My mother would be 89 today.


I have new work in the studio, still building on the Japan series begun in 2012.

Thread, velum; 8 x 8"


An unpublished draft from June 21, 2018

The death spiral of our country is disorienting to my every layer and aspect.  I feel this pressure on me toward numbness, paralysis - psychological and physical.  It's makes shutting down a real risk. 

I'm opting out of more events than usual.  As I write, the opening party for Allow Me to Reintroduce Myself is under way at the Cigar Factory in Long Island City.  I had every intention of going; hadn't even questioned going.

Then the day just rolls itself into a ball.  My anxiety about all the people and the travel itself tip the scale.  For the first time, I'm beginning to feel my location is a disadvantage if I want to go out at night; so does the thought of travel.  I experienced my version of Anne Truitt's panic while driving alone to the Cumberland Gap (from Turn, previous post).  Mine was driving alone to Hartfort, Conn, to install Abductions and Reconstructions at Real Art Ways.

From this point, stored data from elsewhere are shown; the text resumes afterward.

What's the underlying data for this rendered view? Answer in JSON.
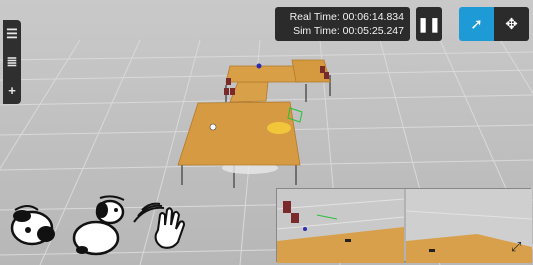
{
  "toolbar": {
    "items": [
      {
        "name": "menu",
        "glyph": "☰"
      },
      {
        "name": "layers",
        "glyph": "≣"
      },
      {
        "name": "add",
        "glyph": "+"
      }
    ]
  },
  "time_panel": {
    "real_time": "Real Time: 00:06:14.834",
    "sim_time": "Sim Time: 00:05:25.247"
  },
  "controls": {
    "pause_glyph": "❚❚",
    "select_glyph": "➚",
    "translate_glyph": "✥"
  },
  "camera": {
    "expand_glyph": "⤢"
  },
  "colors": {
    "grid_bg": "#c2c2c2",
    "grid_line": "#d8d8d8",
    "table_top": "#d99a3e",
    "accent_blue": "#1e9ad6",
    "panel_dark": "#2b2b2b"
  }
}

A long way of saying I did not go.  To my own opening.  I know that's not good or smart or wise.  I'm missing events I do not want to miss, like Writing the Constitution at Odetta Gallery last Sunday.

The limits of my reach, inability to be more than helplessness, guilt, and rage are making normal life harder.  I'm spending a lot of time on MSNBC and FB, reading about the cruel chaos on the border, the efforts to help, the situation for the immigrant children especially.  Normal-life posts have become disorienting, like my innards shout What world are you living in?  Lots of people have pulled back from the news, and I get it.  I should, probably.  But this is a crisis beyond what we can imagine.  Looking away or down-playing it is becoming more dangerous.  We have a responsibility to know and help if we are against this debacle of an administration - this debacle of a human being.